Many of the changes I have made are due to style, and the way English flows, rather than because what you had written was necessarily wrong.
1. I don't think "progressive" quite works in the second paragraph, although I think I know what you mean. Are you saying that the East was more intellectually advanced? If that is the case I would use the word "intellectual". I would then use the adjective "booming" to describe the West.
This would then become:
"The decadent West was booming while the intellectual East stagnated in its ideological quagmire, without a way out in sight."
You then have the two highlighted phrases which completely contrast with each other, and I think they work really well.

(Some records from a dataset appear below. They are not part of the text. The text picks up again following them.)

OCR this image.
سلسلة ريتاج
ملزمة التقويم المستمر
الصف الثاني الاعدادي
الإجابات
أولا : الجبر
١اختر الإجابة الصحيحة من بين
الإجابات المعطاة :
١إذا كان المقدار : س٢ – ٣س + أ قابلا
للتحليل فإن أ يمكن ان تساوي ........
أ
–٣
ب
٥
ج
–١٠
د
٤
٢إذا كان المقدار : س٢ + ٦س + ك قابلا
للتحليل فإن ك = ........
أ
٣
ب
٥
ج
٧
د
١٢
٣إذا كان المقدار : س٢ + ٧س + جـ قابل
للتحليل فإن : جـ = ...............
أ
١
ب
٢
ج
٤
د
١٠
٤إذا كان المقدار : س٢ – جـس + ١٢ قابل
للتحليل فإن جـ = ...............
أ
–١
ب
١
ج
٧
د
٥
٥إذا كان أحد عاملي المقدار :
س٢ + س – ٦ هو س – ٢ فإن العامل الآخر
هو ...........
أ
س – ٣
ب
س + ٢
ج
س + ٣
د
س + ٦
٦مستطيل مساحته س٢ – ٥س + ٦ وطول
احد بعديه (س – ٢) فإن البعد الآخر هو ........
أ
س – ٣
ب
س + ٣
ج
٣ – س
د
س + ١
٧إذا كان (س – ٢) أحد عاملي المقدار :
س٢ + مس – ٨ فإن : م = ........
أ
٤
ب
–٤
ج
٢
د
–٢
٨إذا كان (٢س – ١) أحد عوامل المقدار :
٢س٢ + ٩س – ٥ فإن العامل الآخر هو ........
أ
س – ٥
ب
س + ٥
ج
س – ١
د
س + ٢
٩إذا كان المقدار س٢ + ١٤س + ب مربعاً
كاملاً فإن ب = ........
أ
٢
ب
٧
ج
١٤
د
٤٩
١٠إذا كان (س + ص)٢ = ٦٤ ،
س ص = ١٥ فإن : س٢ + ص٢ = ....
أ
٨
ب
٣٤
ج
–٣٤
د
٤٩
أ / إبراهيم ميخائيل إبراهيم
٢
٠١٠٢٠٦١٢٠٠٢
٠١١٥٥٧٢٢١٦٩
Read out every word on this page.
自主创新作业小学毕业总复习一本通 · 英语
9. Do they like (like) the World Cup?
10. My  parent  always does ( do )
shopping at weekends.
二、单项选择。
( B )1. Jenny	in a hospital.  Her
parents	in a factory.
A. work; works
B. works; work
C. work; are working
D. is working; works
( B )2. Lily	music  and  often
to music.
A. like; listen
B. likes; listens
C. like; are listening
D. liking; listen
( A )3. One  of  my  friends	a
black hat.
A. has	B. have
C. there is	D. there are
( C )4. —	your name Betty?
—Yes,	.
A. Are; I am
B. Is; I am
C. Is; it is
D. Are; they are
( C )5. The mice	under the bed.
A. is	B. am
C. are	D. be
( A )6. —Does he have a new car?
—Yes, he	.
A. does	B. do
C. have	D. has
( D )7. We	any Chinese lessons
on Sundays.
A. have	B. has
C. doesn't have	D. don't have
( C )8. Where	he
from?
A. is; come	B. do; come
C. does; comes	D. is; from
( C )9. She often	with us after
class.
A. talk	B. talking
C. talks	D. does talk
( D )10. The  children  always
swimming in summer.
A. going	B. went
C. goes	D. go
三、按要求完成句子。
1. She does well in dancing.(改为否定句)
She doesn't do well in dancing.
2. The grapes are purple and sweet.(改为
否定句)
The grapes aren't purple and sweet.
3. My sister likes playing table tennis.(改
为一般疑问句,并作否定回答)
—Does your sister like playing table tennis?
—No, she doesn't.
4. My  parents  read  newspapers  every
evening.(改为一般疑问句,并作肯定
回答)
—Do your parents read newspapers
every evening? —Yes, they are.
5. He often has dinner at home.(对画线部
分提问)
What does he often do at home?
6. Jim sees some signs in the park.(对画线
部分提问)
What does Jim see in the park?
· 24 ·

2. I have noticed that many Slavic learners of English tend to write sentences which start, or contain formations such as:
"I had never before now noticed that she was so beautiful."
To the English speaker's ear this seems a little odd, although perfectly understandable, and I presume it is because of the way Slavic languages work.
In English we most often try to keep the main verbs together at the start of a sentence, rather than split them with phrases which provide further information. So I would naturally use:
"I had never noticed before now that she was so beautiful."
For us "I had never noticed" is much more important than "before now" and so it needs to be kept together.
I'm sure from your level of English that you probably know all this already, and I do realise that you have multiple things to try and balance, and so this is purely a gentle reminder of this point. This is only because the second formation helps to make your writing instantly sound like natural English.
3. I used "cine-camera" because that is the term which came to mind for a hand held film camera of the 1960s. In the first sentence it also helps distinguish between cameras for photos and cameras for moving pictures. In the second it is used for consistency.
4. "Hungry like a wolf":
Although this is perfectly understandable it has connotations, to me anyway, of a sort of mad slavering animal and is so almost too intense for the context. It is slightly reminiscent of things being hunted, like people in horror films being hunted by a werewolf.
For some strange reason, "as hungry as a wolf" seems much less intense, probably because it is encased within the standard and very familiar English phrase structure of, "as ..... as a .....". We have the idiom "as hungry as a horse", but I don't think that conjures up how intensely hungry you were, as I think it implies needing to eat a large quantity. The "wolf" phrase works better in your context, because you want to eat something now and quickly, and it also reminds us of the phrase "to wolf something down".